Frequently asked questions
Can teachers use AI to grade essays?
AI can draft feedback comments on essays — anchored to your rubric and edited by you — but it should not assign the grade. Automated essay scoring has documented reliability and bias problems, and a grade of record is a professional judgment a teacher signs, not a model output.
Is AI grading accurate?
Not reliably enough to trust with grades. A 2024 study in Heliyon found GPT-4's agreement with human essay scores stayed below the agreement between two human raters, and it was weakest on grammar and mechanics. A 2012 study of ETS's e-rater found the machine scored some language groups measurably differently than human raters did, even while averages looked fine.
Should I tell students if AI helped write their feedback?
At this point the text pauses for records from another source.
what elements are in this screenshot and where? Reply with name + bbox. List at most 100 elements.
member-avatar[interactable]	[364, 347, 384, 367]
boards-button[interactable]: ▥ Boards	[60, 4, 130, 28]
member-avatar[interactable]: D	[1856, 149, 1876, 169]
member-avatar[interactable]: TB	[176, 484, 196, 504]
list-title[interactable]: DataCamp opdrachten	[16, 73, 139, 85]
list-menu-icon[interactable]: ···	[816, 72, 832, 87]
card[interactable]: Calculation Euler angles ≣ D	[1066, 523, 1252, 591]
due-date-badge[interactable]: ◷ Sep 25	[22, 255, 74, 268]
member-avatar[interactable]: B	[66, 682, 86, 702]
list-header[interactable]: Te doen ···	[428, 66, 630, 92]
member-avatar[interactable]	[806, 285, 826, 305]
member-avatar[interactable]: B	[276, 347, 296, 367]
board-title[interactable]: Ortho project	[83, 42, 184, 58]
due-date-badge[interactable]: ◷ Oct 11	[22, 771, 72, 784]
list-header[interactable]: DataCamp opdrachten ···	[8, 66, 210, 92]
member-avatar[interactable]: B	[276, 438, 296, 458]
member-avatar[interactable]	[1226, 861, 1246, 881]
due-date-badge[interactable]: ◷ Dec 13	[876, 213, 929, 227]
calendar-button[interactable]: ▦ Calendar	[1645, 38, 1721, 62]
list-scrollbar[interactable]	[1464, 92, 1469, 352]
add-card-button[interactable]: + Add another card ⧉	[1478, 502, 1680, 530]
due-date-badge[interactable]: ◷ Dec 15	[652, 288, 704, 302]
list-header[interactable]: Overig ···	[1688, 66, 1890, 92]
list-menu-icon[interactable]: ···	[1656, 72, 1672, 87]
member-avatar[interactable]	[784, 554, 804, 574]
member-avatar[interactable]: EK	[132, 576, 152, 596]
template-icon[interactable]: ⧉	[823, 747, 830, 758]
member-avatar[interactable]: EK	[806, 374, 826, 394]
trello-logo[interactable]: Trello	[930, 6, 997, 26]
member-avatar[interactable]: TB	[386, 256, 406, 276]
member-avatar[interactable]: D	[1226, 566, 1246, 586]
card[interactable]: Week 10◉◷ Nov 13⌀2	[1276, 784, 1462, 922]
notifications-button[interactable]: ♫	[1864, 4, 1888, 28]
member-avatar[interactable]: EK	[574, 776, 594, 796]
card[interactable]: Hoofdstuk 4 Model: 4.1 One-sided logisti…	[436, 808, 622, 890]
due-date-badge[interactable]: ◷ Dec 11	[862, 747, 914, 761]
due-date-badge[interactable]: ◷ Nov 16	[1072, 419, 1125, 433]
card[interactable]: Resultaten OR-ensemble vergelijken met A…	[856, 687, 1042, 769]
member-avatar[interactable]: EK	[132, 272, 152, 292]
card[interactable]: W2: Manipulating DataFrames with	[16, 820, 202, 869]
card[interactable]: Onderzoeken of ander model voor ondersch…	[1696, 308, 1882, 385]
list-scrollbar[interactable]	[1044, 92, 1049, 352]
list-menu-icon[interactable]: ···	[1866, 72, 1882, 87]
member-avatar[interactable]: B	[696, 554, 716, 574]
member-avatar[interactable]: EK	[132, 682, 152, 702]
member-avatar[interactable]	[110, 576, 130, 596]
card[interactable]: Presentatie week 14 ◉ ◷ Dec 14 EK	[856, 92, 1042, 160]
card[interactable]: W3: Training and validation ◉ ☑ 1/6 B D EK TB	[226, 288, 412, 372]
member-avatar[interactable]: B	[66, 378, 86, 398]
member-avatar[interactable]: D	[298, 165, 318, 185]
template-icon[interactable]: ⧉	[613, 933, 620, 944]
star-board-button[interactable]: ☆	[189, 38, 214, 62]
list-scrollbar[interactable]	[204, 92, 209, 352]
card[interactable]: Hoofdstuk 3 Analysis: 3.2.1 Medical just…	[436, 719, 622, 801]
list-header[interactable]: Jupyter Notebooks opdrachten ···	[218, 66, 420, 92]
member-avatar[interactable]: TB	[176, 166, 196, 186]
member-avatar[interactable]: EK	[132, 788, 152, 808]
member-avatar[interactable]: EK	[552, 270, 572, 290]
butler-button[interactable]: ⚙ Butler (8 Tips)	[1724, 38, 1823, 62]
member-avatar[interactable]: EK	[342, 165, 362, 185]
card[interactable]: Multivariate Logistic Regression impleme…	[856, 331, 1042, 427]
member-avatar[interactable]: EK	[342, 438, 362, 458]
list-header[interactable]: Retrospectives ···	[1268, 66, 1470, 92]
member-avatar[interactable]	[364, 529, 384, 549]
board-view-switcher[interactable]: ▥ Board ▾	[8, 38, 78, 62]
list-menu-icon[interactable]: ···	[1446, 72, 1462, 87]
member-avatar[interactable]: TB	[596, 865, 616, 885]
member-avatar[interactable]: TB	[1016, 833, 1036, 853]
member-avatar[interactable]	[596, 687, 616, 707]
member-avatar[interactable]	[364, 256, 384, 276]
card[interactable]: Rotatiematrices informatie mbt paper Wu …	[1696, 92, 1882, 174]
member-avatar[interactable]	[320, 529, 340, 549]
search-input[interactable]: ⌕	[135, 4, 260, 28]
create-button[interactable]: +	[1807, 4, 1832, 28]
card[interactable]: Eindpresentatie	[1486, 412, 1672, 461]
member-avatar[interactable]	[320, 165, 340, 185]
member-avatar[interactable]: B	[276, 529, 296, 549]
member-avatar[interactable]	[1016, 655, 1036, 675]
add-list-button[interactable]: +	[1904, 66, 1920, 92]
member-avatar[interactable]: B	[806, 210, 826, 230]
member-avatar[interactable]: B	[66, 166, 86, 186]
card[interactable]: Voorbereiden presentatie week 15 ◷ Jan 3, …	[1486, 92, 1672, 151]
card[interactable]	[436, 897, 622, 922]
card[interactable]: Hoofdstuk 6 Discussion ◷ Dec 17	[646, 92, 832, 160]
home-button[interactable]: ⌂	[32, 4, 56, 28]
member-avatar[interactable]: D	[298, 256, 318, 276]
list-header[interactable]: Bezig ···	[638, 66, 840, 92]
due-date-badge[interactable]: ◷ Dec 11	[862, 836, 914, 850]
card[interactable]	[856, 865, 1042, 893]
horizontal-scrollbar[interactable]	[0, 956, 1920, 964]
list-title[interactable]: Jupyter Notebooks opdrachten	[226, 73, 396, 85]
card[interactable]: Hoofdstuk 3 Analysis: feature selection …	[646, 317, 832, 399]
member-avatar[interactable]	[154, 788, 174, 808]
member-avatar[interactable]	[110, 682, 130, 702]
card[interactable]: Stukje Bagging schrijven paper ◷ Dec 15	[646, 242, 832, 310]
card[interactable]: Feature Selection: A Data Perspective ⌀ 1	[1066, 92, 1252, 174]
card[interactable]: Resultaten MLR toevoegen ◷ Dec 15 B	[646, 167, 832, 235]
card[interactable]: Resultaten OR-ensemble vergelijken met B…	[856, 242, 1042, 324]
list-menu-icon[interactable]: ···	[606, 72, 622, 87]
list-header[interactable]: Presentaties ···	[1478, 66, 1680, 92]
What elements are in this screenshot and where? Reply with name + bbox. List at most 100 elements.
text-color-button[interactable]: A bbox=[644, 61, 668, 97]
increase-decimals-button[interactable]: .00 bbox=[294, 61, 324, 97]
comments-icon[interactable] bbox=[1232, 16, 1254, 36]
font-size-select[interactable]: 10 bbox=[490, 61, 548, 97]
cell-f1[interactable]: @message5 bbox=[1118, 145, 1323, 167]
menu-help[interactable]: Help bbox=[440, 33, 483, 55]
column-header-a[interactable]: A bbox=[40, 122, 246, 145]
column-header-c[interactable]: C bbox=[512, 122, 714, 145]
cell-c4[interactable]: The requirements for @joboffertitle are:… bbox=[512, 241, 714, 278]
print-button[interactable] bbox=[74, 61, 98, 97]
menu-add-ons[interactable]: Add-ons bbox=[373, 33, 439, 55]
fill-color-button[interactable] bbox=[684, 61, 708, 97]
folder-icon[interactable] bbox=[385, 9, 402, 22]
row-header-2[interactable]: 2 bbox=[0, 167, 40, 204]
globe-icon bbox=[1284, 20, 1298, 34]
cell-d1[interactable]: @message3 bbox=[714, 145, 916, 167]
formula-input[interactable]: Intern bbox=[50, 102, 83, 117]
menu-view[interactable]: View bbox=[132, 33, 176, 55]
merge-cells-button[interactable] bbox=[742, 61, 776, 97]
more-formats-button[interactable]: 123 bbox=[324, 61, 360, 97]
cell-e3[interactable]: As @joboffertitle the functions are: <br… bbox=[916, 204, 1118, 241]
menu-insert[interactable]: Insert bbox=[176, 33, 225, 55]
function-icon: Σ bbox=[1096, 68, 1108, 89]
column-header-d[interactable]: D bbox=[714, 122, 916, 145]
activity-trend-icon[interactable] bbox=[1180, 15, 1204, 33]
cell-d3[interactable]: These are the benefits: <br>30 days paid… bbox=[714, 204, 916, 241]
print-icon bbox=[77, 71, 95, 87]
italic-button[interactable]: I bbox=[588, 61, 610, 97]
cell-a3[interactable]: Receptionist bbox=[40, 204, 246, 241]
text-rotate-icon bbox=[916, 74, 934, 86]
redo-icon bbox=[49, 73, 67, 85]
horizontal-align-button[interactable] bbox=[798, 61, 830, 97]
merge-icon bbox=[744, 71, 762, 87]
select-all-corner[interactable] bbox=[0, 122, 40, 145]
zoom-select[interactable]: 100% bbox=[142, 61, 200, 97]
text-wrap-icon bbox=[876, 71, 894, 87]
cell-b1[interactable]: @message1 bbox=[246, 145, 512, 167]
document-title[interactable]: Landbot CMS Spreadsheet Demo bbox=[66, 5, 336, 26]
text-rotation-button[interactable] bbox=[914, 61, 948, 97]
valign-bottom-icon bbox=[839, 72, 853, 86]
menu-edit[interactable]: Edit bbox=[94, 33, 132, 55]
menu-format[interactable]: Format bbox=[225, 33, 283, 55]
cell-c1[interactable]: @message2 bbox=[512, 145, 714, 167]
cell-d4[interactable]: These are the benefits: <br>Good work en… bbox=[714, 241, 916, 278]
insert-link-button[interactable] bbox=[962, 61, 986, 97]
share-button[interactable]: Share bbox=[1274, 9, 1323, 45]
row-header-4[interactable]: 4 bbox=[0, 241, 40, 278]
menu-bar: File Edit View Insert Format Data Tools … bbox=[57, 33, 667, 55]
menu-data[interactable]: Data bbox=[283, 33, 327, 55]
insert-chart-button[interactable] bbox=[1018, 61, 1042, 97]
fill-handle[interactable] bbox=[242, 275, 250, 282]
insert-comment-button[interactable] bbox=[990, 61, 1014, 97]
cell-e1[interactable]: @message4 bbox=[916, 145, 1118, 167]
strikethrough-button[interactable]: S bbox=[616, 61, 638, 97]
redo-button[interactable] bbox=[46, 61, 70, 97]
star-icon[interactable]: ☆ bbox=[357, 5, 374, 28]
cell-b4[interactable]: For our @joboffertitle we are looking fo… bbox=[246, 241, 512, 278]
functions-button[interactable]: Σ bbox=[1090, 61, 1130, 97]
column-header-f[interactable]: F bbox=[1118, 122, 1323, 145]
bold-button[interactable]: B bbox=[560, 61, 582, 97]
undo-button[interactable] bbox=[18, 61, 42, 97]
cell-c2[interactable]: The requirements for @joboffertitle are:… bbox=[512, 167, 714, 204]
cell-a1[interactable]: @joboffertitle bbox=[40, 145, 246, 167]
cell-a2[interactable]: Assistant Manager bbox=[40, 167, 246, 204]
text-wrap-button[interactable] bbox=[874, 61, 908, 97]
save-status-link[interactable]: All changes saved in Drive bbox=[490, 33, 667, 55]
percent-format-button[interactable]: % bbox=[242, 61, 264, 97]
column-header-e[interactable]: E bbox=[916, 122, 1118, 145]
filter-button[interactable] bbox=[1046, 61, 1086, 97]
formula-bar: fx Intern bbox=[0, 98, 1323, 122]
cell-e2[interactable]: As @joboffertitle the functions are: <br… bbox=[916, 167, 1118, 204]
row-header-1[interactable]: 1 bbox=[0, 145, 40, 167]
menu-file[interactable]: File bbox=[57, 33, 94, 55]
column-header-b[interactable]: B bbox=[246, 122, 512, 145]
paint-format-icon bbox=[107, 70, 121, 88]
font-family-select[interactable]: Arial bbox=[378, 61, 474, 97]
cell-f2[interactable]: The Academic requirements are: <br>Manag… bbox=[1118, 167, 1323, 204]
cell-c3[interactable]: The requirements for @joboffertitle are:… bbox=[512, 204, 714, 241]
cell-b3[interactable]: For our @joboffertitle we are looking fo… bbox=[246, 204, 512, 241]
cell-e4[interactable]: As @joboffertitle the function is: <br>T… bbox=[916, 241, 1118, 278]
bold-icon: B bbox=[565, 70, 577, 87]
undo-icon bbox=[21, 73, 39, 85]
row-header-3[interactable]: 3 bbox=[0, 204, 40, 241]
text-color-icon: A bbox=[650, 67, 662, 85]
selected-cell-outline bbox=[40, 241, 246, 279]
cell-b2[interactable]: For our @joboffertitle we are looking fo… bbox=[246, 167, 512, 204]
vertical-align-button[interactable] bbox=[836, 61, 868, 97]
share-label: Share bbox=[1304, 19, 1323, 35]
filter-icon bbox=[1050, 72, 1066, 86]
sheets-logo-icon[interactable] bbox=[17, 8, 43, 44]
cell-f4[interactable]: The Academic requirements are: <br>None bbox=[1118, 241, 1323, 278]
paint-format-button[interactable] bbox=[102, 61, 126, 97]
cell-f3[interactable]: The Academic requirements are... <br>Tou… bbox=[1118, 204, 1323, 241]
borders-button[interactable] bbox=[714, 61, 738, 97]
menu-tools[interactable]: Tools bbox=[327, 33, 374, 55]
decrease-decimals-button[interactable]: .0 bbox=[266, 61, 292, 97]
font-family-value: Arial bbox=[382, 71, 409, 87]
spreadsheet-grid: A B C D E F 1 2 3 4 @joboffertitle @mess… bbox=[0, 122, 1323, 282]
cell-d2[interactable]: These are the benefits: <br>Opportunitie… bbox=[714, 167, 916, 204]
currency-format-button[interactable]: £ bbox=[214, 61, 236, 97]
Yes. A one-sentence disclosure works: the comments started as AI drafts against the rubric, you read and revised every one, and the grade came from you. If you require students to disclose their AI use, grading their work with undisclosed AI teaches them the rule isn't real.
How do I anonymize student essays before using AI?
Work on copies, find-and-replace each name with a code (E01, E02...), and keep the key in your gradebook — never in the AI tool. Then check what find-and-replace misses: names in MLA headers, self-identifying details inside the essay, and classmates named in anecdotes. Deeply personal essays should stay out of the tool entirely.
Is grading essays with AI faster than grading by hand?
For a full class set, yes — but not at first. Rubric setup, calibration, and anonymizing cost 45–60 minutes up front. The savings come per essay: reading with a draft comment already on screen and editing it is roughly half the time of composing every comment from scratch, so the break-even is around one class set.